Current Implementation Note

• health.snapshot is backed by lib/check/health_json.sh through MoleHealthAdapter.

• scan.start is backed by bin/clean.sh --dry-run through MoleSmartCleanAdapter when the upstream workflow succeeds. If it cannot complete, the worker now rejects the request instead of silently fabricating scan results.

• apps.list is backed by MacAppsInventoryAdapter, which scans local app bundles and derives lightweight leftover counts suitable for interactive refresh.

• The worker persists a versioned local JSON workspace state containing the latest snapshot, current Smart Clean plan, and settings, including the persisted app-language preference.

• Legacy top-level workspace-state files are migrated on load into the current versioned envelope when possible.

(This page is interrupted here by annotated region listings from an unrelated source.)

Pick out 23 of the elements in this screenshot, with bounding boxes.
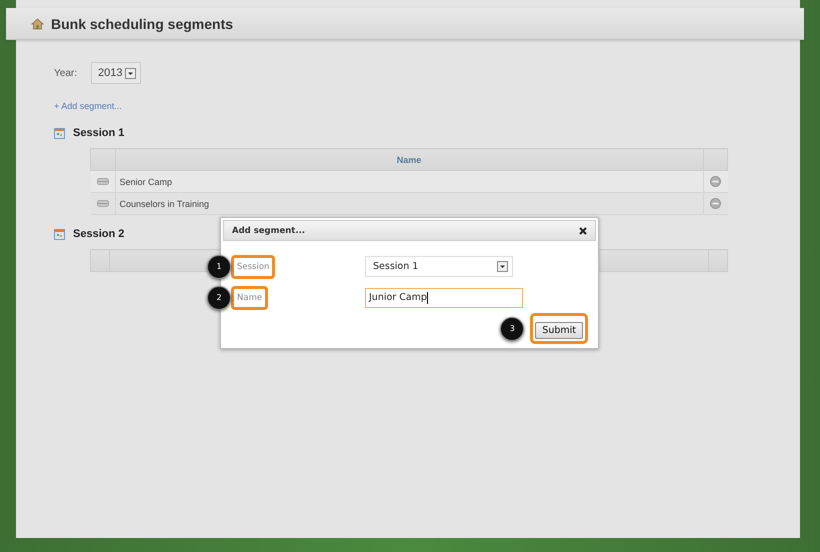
table-cell: Counselors in Training — [120, 198, 210, 208]
close-icon[interactable] — [579, 226, 587, 234]
year-label: Year: — [54, 68, 77, 78]
name-input-field[interactable]: Junior Camp — [365, 288, 523, 308]
session-title: Session 1 — [73, 127, 124, 139]
page-title: Bunk scheduling segments — [51, 16, 234, 32]
column-header: Name — [396, 154, 422, 164]
session-title: Session 2 — [73, 228, 124, 240]
year-select[interactable]: 2013 — [90, 62, 142, 84]
drag-handle-icon[interactable] — [96, 178, 108, 185]
dialog-title: Add segment... — [232, 226, 306, 236]
field-label: Session — [231, 255, 276, 279]
remove-icon[interactable] — [710, 198, 721, 209]
calendar-icon — [54, 228, 65, 240]
session-select[interactable]: Session 1 — [365, 256, 513, 277]
drag-handle-icon[interactable] — [96, 200, 108, 207]
step-number-badge: 3 — [500, 316, 524, 340]
table-cell: Senior Camp — [120, 176, 172, 186]
field-label: Name — [231, 286, 268, 310]
remove-icon[interactable] — [710, 176, 721, 187]
calendar-icon — [54, 128, 65, 138]
home-icon — [31, 18, 44, 30]
submit-button[interactable]: Submit — [535, 322, 583, 339]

• The repository and worker normalize recovery state by pruning expired RecoveryItems and rejecting restore requests that arrive after the retention window has closed.

• Atlas localizes user-facing shell copy through a package-scoped resource bundle and uses the persisted language to keep summaries and settings text aligned.

• App uninstall can invoke the packaged or development helper executable through structured JSON actions.

• Structured Smart Clean findings can now carry executable target paths, and a safe subset of those targets can be moved to Trash and physically restored later.

• Structured Smart Clean action items now also carry targetPaths, and plan.execute prefers those plan-carried targets. Older cached plans can still fall back to finding-carried targets for backward compatibility.

• App uninstall preview items may also carry evidencePaths for review-only leftover evidence. These are visible in UI detail but must never be executed as destructive targets.

• The app shell communicates with the worker over structured XPC Data payloads that encode Atlas request and result envelopes.

• executePlan is fail-closed for unsupported targets, but now supports a real Trash-based execution path for a safe structured subset of Smart Clean items.

• recovery.restore can physically restore items when restoreMappings are present; otherwise it falls back to model rehydration only.

• recovery.restore rejects expired recovery items with restoreExpired and rejects destination collisions with restoreConflict.

• App payload restores should be followed by app-inventory refresh so the Apps surface does not reuse stale uninstall preview or stale footprint counts after recovery.